Adelaide desalination plant’s standby savings challenged

Putting the Adelaide seawater desalination plant into standby mode will not reduce the amount SA Water’s customers pay by anything like the Aus$ 100 million (US$ 103 million) per year that has been claimed, says a report by the Essential Services Commission of South Australia (ESCOSA) released on 16 October 2012.

Presenting the commission’s Issues Paper regarding SA Water’s regulatory business proposal, commission CEO Dr Paul Kerin said that, while ESCOSA supported the move, it would not result in major savings for customers in the first three years of the regulatory period.

“SA Water does not propose putting the ADP in standby mode until 1 January 2015, after running it at high capacity utilisation rates to the end of 2014 to fulfil warranty requirements,” Kerin said. “Therefore, there will be no savings at all until half-way through the first three-year regulatory period.”

He said that the claimed Aus$ 100 million annual saving would only be relevant if the previously planned alternative was to run the 100 million m³/year plant at 100% capacity.

“The commission understands that the South Australia government’s 2012‑13 Drinking Water and Sewerages Prices Regulatory Statement, which was the basis on which the government indicated that it did not expect water prices to grow significantly faster than inflation, assumed that the plant would run at no more than 25% of capacity after warranty requirements are fulfilled,” Kerin explained.

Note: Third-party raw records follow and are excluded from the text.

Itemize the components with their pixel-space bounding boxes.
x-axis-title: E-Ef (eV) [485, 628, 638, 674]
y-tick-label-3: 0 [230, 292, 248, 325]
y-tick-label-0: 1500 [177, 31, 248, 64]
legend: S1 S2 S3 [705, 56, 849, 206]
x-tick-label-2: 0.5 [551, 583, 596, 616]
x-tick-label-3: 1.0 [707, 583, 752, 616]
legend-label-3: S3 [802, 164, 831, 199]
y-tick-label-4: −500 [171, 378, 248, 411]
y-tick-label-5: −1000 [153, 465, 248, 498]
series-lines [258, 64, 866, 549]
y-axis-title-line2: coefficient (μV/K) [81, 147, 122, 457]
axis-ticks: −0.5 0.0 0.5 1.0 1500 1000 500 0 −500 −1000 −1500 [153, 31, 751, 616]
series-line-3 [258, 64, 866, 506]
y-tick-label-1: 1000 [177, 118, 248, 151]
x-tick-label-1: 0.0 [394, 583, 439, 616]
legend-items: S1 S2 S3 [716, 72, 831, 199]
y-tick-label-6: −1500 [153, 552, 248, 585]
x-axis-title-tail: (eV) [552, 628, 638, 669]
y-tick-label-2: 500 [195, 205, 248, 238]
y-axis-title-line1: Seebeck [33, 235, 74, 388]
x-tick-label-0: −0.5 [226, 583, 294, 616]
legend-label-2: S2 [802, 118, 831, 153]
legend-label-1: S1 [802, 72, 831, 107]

Placing the desalination plant in standby mode would save only about Aus$ 10 million ($US 10.3 million) a year relative to that alternative, he asserted.

“Therefore, placing the (plant) in standby mode for the last 18 months of the first regulatory period might reduce the amount SA Water’s customers pay by an average of about Aus$ 5 million (US$ 5.2 million) per annum over the first three-year regulatory period – not by $100 million per annum”, Kerin concluded.